Café de Flore Review
There’s a question you need to ask yourself before you think about going to see Café de Flore. Do you believe in soulmates who are meant to be together for life (and perhaps even beyond), and do you think the idea of them finding each other is an appealing subject for a movie? Well then ladies, this is a film for you.
Seriously though, if that doesn’t sound like a terribly thrilling prospect, then there’s another angle that might be closer the mark for most people and help me convince you that Canadian director Jean-Marc Vallée’s latest extraordinary feature is well worth seeing. Do you like music? Are you capable of getting lost in a song that seems to forge some kind of mystical connection with your soul? Can a song speak to you personally in a way that nothing else does, getting to the heart of inexpressible feelings and yearnings, help you though those difficult times, contributing to form a soundtrack to your life? Well then, everyone, Café de Flore is a film for you, the kind of film that not only explores just such a concept, but it has the right kind of musical and visual language to enter into the music itself and make that same kind of connection with its audience.
You’re still initially going to need to make a leap of faith however, because Jean-Marc Vallée doesn’t make things easy for the viewer. Based around two love stories - one in present-day Canadian French-speaking Montreal, the other in Paris around 1969 - the difficulty comes not necessarily in either of the two stories themselves, but in how they connect. In the Paris ‘69 section, the love is between a mother Jacqueline (Vanessa Paradis) and her young son Laurent (Marin Gerrier), a disabled child with Down syndrome. Unsupported by the child’s father, Jacqueline raises the young boy alone, has him educated in a school for normal children and is determined to beat the statistics regarding the quality of life and short lifespan that Laurent can expect. There’s grit and determination in Vanessa Paradis’ performance and a lot of humour as well as poignancy in the situation as Laurent starts to express his own personality and growth in unexpected ways, finding a sense of wonder of a song called 'Café de Flore' on a compilation LP of easy-listening jazz standards, and a new friendship with a young girl in his class also with Down syndrome.
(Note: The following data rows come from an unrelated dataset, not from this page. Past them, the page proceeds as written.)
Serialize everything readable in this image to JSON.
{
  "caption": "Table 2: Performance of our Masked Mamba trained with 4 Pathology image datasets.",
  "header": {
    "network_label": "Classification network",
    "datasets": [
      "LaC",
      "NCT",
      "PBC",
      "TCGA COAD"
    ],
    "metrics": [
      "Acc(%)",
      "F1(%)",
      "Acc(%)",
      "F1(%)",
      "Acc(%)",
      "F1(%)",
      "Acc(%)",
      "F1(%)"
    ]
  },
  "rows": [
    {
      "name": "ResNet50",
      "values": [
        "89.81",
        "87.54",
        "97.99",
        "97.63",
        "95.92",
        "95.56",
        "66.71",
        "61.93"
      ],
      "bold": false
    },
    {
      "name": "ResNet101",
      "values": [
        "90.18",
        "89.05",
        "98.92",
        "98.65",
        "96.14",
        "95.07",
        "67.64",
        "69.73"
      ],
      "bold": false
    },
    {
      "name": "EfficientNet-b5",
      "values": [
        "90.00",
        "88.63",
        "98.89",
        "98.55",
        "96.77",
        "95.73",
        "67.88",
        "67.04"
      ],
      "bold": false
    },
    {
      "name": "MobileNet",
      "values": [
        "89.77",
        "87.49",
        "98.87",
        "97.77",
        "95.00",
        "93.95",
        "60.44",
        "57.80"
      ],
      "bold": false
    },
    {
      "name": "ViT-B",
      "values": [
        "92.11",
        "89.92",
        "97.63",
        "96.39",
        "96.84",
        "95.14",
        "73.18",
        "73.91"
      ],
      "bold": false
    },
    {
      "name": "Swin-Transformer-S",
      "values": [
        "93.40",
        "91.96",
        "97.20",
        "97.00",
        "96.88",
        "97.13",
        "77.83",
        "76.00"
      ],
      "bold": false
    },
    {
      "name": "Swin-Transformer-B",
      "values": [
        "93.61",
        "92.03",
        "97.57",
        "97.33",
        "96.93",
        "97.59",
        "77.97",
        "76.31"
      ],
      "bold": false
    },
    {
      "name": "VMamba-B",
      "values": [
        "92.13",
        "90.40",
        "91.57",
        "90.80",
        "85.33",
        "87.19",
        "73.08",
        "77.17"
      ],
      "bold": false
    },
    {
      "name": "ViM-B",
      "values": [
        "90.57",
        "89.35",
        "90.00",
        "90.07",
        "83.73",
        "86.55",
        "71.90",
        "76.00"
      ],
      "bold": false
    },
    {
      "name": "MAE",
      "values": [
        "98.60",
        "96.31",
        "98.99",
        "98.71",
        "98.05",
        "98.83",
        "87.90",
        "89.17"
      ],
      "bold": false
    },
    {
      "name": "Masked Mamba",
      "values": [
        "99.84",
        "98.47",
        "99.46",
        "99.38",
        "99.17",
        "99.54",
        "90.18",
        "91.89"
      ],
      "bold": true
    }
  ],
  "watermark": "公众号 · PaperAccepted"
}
In the present-day story, thirtysomething Antoine (Kevin Parent) has a very different lifestyle and expectations. He has a beautiful girlfriend, two wonderful children, an impressive home and a successful career as an international DJ. He lives in music. It’s been a part of his life for as long as he can remember, the music creating a space for him to live in and explore himself at different stages of his life, and it’s been a shared experience with Carole (Hélène Florent) who has been destined to be his soulmate from childhood. Never any question, never any doubt. Why then when he meets Rose (Evelyne Brochu) - at a party, and not to any great life-changing piece of music, but to a simple downtempo lounge piece called 'Café de Flore' - does Antoine feel like he has really found his another soulmate? His true soulmate, the one he simply has to be with, even if it means potentially destroying the lives of his family and all the people who mean so much to him. This isn’t how it should be. Surely there can only be one soulmate?
Between the two stories the film covers the idea of love in various guises, the good feelings it engenders as well as the problems it can also cause. It does this marvellously, making both stories equally compelling through the rhythm of its editing and through its choice of soundtrack music. Pink Floyd, Sigur Rós and The Cure feature prominently and extensively, but they are not there simply there to provide a musical accompaniment to the film, they are an intrinsic part of the film. Jean-Marc Vallée’s method of intercutting the two stories is like a DJ on a mixing deck, working to the rhythms of the music helps keep a consistency of flow in the potentially confusing narrative strands, or at least finding a consistent connection in the common emotional points of the two stories. The smart editing, jump-cut repetition of imagery can be a little bit overwrought, like early Darren Aronofsky, but Vallée is aiming more than just for stylistic trickery and finds something more akin to Marco Bellocchio’s employment of musical reverie to reach a transcendental ecstatic truth in Good Morning Night (which also notably uses Pink Floyd) and in Vincere.
If you sit back and go with the flow that is presented, then Café de Flore is a dazzling display of filmmaking technique aligned to real and meaningful emotions. Depending on your responsiveness to the material, there could however be some difficulty in accepting the portentous mystical Alejandro González Iñárritu -like sense of life being interconnected at levels we can’t even imagine (stick around for that final photographic close-up just before the end credits), but the choice of which angle to approach the central concept - the soulmates angle or the music angle - could make acceptance a little bit easier. Café de Flore has all the hallmarks then of a cult classic in the making, or it could be a load of old twaddle, depending on your receptiveness. Sometimes however that’s the kind of risk you have to take to make a great film, and Café de Flore could just be one.